Strategic View: The venture capital world is being remade by family offices. A Q2 2025 report from GoingVC highlights a massive trend: 83% of family office (FO) startup deals are now structured as co-investments or club deals. This shift is forcing VCs to adapt, as FOs demand agency, faster terms, and clean SPVs.

Why the change? Agency. Family offices want control over their capital. They are not content to sit in a . The club deal allows them to pick their shots, partner with other families they trust, and bypass the traditional VC structure. They are organizing peer-to-peer to take down entire funding rounds.
This is forcing VCs to change their entire fundraising playbook. The old model of a long, slow “first meeting” with a 50-slide deck is dead. Today’s family office wants a 5-page memo and a clean SPV* structure ready to go. They are qualifying VCs on their ability to provide high-quality, “club-ready” deal flow. If a VC doesn’t have a co-invest or club deal policy, they are not getting the check.
This trend is also about liquidity.
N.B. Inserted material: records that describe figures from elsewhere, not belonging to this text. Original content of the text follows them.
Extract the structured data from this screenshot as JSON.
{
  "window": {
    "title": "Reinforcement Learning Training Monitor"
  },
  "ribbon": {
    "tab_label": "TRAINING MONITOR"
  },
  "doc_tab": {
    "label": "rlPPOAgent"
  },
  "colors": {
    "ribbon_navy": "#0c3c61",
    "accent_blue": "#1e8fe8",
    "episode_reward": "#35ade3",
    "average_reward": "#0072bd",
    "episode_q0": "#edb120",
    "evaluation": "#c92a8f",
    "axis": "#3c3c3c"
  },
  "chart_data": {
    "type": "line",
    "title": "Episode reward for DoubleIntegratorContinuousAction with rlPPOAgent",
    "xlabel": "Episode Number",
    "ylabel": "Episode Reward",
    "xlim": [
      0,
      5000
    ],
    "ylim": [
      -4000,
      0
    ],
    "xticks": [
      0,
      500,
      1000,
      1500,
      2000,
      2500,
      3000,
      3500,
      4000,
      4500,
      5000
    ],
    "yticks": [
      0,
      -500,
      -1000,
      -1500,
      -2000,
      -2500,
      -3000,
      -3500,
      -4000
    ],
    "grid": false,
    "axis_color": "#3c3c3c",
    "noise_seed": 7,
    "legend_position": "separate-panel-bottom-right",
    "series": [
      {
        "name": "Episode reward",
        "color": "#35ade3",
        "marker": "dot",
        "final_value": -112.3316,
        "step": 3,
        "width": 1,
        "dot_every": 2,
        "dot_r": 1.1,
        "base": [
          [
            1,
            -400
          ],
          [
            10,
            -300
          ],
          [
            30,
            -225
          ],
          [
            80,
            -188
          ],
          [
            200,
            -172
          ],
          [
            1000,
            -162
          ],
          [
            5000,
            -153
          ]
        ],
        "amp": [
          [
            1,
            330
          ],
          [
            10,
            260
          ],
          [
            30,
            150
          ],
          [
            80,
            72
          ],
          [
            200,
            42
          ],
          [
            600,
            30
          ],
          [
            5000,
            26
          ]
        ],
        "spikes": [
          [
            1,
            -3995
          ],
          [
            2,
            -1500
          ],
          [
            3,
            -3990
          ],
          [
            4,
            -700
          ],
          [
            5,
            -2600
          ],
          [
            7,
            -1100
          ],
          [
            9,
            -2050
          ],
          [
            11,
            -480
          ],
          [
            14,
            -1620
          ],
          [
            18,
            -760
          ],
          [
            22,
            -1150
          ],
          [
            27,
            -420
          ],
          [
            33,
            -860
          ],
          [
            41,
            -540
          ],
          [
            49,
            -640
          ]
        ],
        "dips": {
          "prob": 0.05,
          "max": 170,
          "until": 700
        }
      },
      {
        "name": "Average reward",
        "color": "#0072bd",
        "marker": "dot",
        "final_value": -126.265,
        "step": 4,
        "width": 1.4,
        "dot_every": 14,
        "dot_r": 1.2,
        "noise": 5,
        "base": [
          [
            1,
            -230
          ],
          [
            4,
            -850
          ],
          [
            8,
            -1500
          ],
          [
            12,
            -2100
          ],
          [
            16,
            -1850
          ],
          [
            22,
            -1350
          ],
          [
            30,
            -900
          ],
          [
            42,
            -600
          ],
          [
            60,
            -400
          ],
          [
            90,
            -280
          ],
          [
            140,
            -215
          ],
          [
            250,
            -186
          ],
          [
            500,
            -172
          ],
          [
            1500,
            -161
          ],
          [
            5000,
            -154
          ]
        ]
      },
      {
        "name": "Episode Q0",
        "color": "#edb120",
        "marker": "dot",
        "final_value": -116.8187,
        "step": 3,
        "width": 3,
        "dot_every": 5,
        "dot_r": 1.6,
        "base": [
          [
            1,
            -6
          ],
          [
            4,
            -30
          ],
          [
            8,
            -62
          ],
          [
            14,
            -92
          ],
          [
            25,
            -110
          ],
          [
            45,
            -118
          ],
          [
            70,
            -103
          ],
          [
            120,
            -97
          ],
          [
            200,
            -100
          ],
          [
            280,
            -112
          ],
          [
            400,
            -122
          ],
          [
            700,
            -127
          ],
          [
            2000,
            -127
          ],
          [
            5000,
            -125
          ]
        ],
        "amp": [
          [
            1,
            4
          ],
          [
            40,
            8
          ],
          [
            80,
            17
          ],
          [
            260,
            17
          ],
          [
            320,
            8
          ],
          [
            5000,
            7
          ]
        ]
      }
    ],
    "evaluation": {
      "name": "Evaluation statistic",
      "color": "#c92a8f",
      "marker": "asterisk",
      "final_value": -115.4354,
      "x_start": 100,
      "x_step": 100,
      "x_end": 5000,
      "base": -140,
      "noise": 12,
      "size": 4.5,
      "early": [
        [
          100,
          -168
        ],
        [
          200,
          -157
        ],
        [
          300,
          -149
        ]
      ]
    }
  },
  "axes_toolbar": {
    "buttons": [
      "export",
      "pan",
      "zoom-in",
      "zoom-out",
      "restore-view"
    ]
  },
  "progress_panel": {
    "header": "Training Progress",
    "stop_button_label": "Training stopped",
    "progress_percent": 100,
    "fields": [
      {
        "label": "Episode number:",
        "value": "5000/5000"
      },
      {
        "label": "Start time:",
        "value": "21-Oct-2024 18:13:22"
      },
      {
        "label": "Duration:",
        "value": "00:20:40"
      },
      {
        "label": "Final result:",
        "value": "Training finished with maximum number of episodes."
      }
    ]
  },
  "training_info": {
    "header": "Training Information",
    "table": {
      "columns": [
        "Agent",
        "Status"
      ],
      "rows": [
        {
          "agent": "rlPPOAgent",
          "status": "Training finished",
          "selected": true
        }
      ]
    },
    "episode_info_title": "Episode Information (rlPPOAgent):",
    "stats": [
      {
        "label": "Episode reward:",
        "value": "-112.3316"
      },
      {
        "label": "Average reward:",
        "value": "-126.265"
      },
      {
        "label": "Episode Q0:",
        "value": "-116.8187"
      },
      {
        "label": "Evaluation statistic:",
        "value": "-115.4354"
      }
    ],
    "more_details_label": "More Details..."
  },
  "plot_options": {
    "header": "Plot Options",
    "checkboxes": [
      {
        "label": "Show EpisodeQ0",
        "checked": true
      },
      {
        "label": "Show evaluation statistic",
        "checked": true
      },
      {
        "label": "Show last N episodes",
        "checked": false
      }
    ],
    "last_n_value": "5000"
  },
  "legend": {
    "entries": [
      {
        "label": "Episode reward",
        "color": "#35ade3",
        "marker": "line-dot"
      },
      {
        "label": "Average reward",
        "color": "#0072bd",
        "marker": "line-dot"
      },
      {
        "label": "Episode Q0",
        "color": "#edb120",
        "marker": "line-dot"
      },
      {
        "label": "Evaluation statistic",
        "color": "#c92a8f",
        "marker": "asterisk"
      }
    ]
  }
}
Family offices are demanding a plan for exits from day one. They are pushing for secondary-market options and clear reporting. This isn’t just a trend; it’s a new market standard. The data is clear: in 2025, if you are pitching a family office, you are not just pitching a fund, you are pitching a partnership in a future club deal.
*SPV: Special Purpose Vehicle, a legal entity created for a specific investment.
Summary: The “club deal” has become the default operating system for family office venture investing, accounting for 83% of their deals. This matters because it’s forcing the entire VC industry to become more transparent, flexible, and deal-focused, as family offices move from passive investors to active market-makers.